Боцман козырнул и удалился, а вместо него пред очами капитана предстал старший офицер корабельного АБАХ (Отряд по борьбе с Атомной, Биологической, Антиматериальной и Химической угрозой) и его команда.
— Проверьте здесь все как следует, прапорщик, — велел Миттельман. — Состояние реактора, ракетные шахты, торпедные отсеки, арсеналы и магазины. Мне не нужны сюрпризы.
— Командир! — по штормтрапу слетел курсант-посыльный. — Вас срочно вызывают на мостик! На радарах чужой корабль! Приближается с юга!
— Уже иду, — кивнул Миттельман и добавил, повышая голос и обращаясь к подчиненным, которые не успели убраться достаточно далеко: — Поторопитесь, дамы и господа! Боюсь, у нас осталось не так много времени…
— продолжение следует -
Глава 41. A man-of-war is the best ambassador [1]

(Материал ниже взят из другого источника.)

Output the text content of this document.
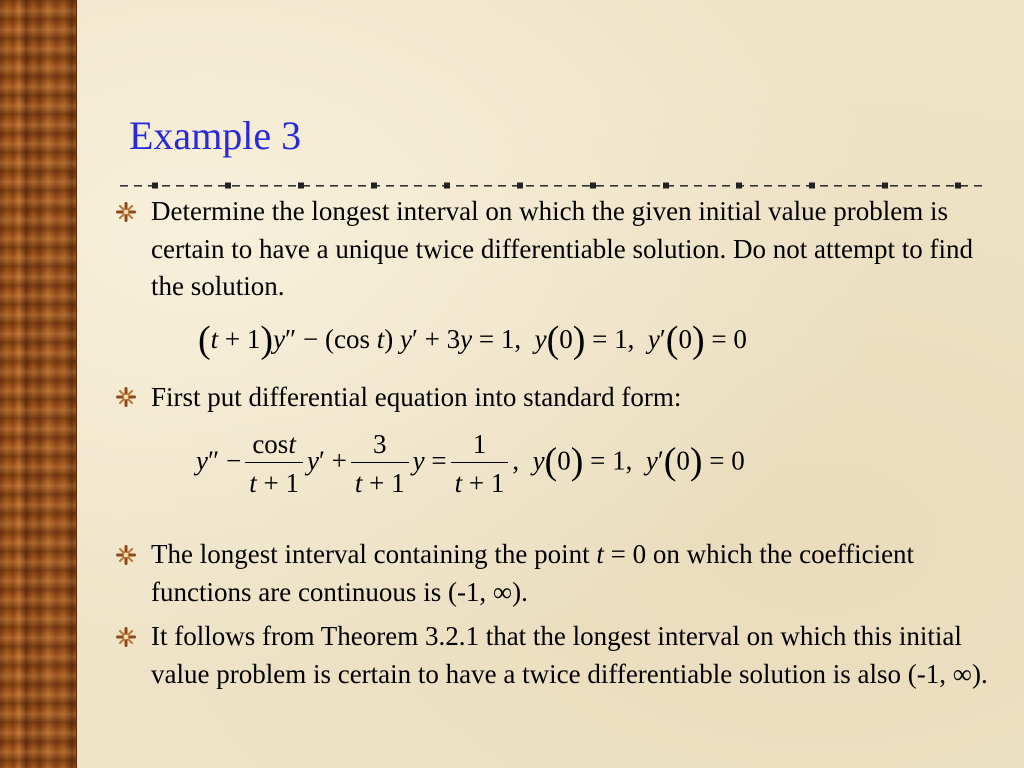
Example 3
Determine the longest interval on which the given initial value problem is certain to have a unique twice differentiable solution. Do not attempt to find the solution.
(t + 1)y″ − (cos t) y′ + 3y = 1,  y(0) = 1,  y′(0) = 0
First put differential equation into standard form:
$y'' - \frac{\cos t}{t + 1} y' + \frac{3}{t + 1}$ $y = \frac{1}{t + 1}$ ,  y(0) = 1,  y′(0) = 0
The longest interval containing the point t = 0 on which the coefficient functions are continuous is (-1, ∞).
It follows from Theorem 3.2.1 that the longest interval on which this initial value problem is certain to have a twice differentiable solution is also (-1, ∞).
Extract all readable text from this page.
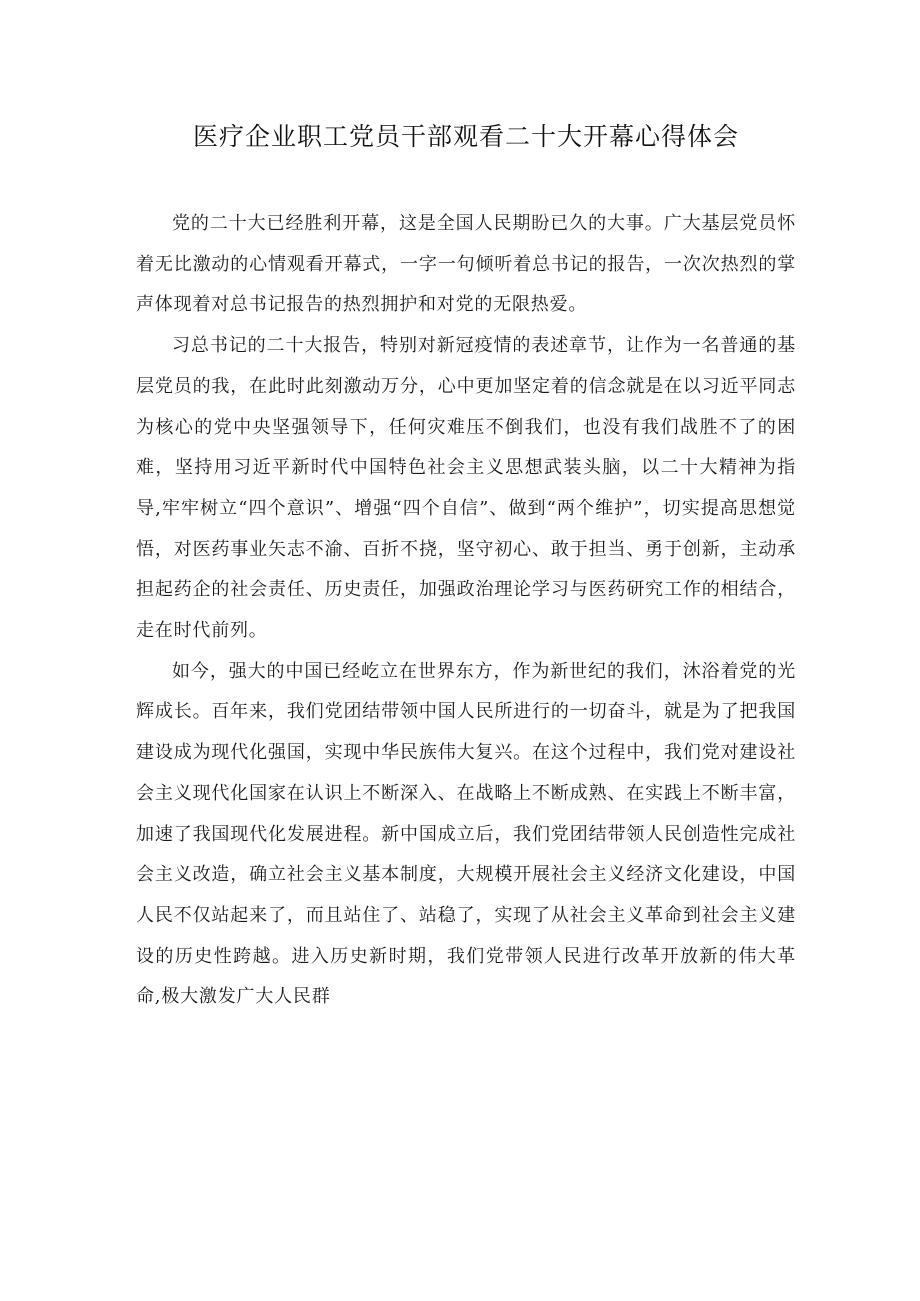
医疗企业职工党员干部观看二十大开幕心得体会

党的二十大已经胜利开幕，这是全国人民期盼已久的大事。广大基层党员怀着无比激动的心情观看开幕式，一字一句倾听着总书记的报告，一次次热烈的掌声体现着对总书记报告的热烈拥护和对党的无限热爱。

习总书记的二十大报告，特别对新冠疫情的表述章节，让作为一名普通的基层党员的我，在此时此刻激动万分，心中更加坚定着的信念就是在以习近平同志为核心的党中央坚强领导下，任何灾难压不倒我们，也没有我们战胜不了的困难，坚持用习近平新时代中国特色社会主义思想武装头脑，以二十大精神为指导,牢牢树立“四个意识”、增强“四个自信”、做到“两个维护”，切实提高思想觉悟，对医药事业矢志不渝、百折不挠，坚守初心、敢于担当、勇于创新，主动承担起药企的社会责任、历史责任，加强政治理论学习与医药研究工作的相结合，走在时代前列。

如今，强大的中国已经屹立在世界东方，作为新世纪的我们，沐浴着党的光辉成长。百年来，我们党团结带领中国人民所进行的一切奋斗，就是为了把我国建设成为现代化强国，实现中华民族伟大复兴。在这个过程中，我们党对建设社会主义现代化国家在认识上不断深入、在战略上不断成熟、在实践上不断丰富，加速了我国现代化发展进程。新中国成立后，我们党团结带领人民创造性完成社会主义改造，确立社会主义基本制度，大规模开展社会主义经济文化建设，中国人民不仅站起来了，而且站住了、站稳了，实现了从社会主义革命到社会主义建设的历史性跨越。进入历史新时期，我们党带领人民进行改革开放新的伟大革命,极大激发广大人民群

— Связь установлена, командир, — доложил радист, едва Миттельман поднялся на капитанский мостик «Соломона». Ашер кивнул и взял предложенный микрофон:
— Говорит капитан Миттельман, командир корабля «Праведный царь Соломон», Стигийский Императорский Флот. С кем имею честь?
— Капитан Намбу Коширо, окинавский военный корабль «Бусакаши», — отозвался динамик. — Приветствую вас, капитан.
Миттельман едва удержался от презрительного смешка. «Окинавский», как же. Теперь он мог видеть это чудовище японской постройки не только на экране радара, но и на горизонте. «Окинавский». Эта наглая и бессовестная ложь не сумела бы провести даже новорожденного младенца, но позволяла дипломатам сохранять лицо. Миттельман мог прямо сейчас живо представить, что скажет ассирийский посол в Иерусалиме или новый японский консул на Малумских Островах (старого кто-то грохнул при странных обстоятельствах): «Что вы такое говорите? Вашему кораблю угрожал военный корабль под флагом Окинавской Империи?! Это возмутительно! Ну так к окинавцам и обращайтесь. Мы-то здесь при чем?» А с Окинавы какой спрос? Все знают, зачем и почему существует это кукольное королевство. Среди прочих причин, для таких вот ситуаций и существует.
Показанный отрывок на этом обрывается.